# new victorian haps



## pro zac (Apr 24, 2008)

well i got some new fish and i decided im going to stick with victorian haps i bought 3 the other day 2 males and 1 female im not sure exactly what type they are though. i havent taken any pics yet.

the dominant male is almost all black with greenish bars(3) and red edged fins! he/s *******! the other male is greyish/blue with 3 bars (he doesnt get as dark as the lack one) and the female is silverish green!

i might get rid of my acei and my albino re striped tiger and my 2 tretacephalus if theres any problems! im stickin with all victorian haps from here on out whenever i can find them! there hard to find around here!

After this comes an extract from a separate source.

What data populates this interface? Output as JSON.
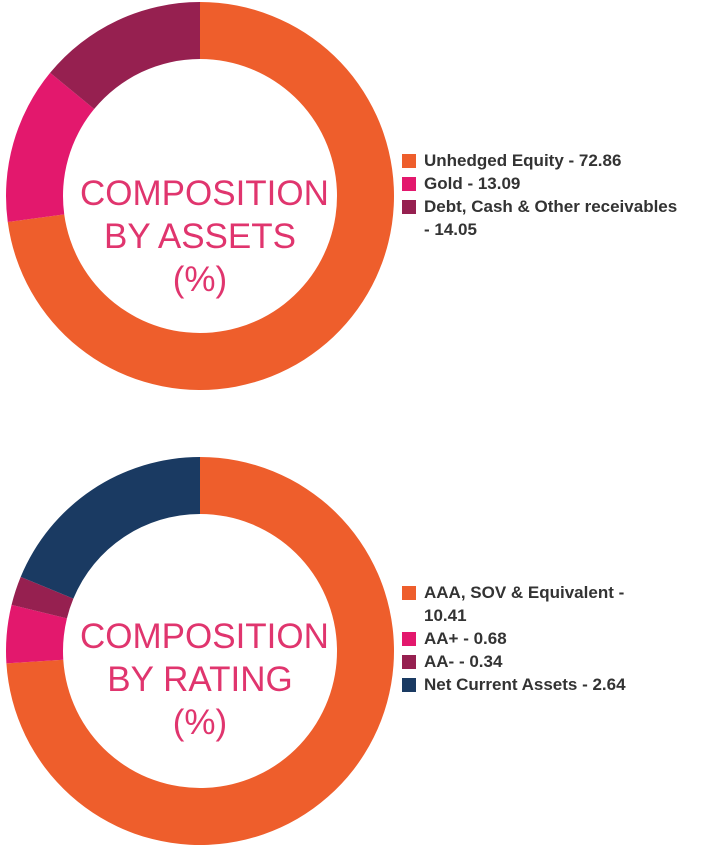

any suggestions or possible ideas, or id'ing the fish let me know!

thanks


----------



## samaki (Oct 25, 2002)

Hi
It's almost impossible to tell you what fish you have with such a description. Even with pix, it's sometimes very hard to say exactly what it could be  as many species are looking the same at the first sight
xris


----------



## pro zac (Apr 24, 2008)

ya i understand i have some pics to put up but im not sure how to do it!


----------



## pro zac (Apr 24, 2008)




----------



## samaki (Oct 25, 2002)

Hi
It seems to be a hap sp44(or a species like) with a non conform black body color.
xris


----------



## pro zac (Apr 24, 2008)

awesome thanks!
its my favortie fish in the tank


----------



## Dewdrop (Nov 20, 2007)

You have tretacephalus in with acei? Won't the tretacephalus kill the acei?


----------



## pro zac (Apr 24, 2008)

well so far there is no problem, i actually found out my acei, is not an acei im still not sure exactly what it is its hard to tell, if i have any problems im going to remove any of the problem fish i dont want my flame back or any of my vics gettin hurt!


----------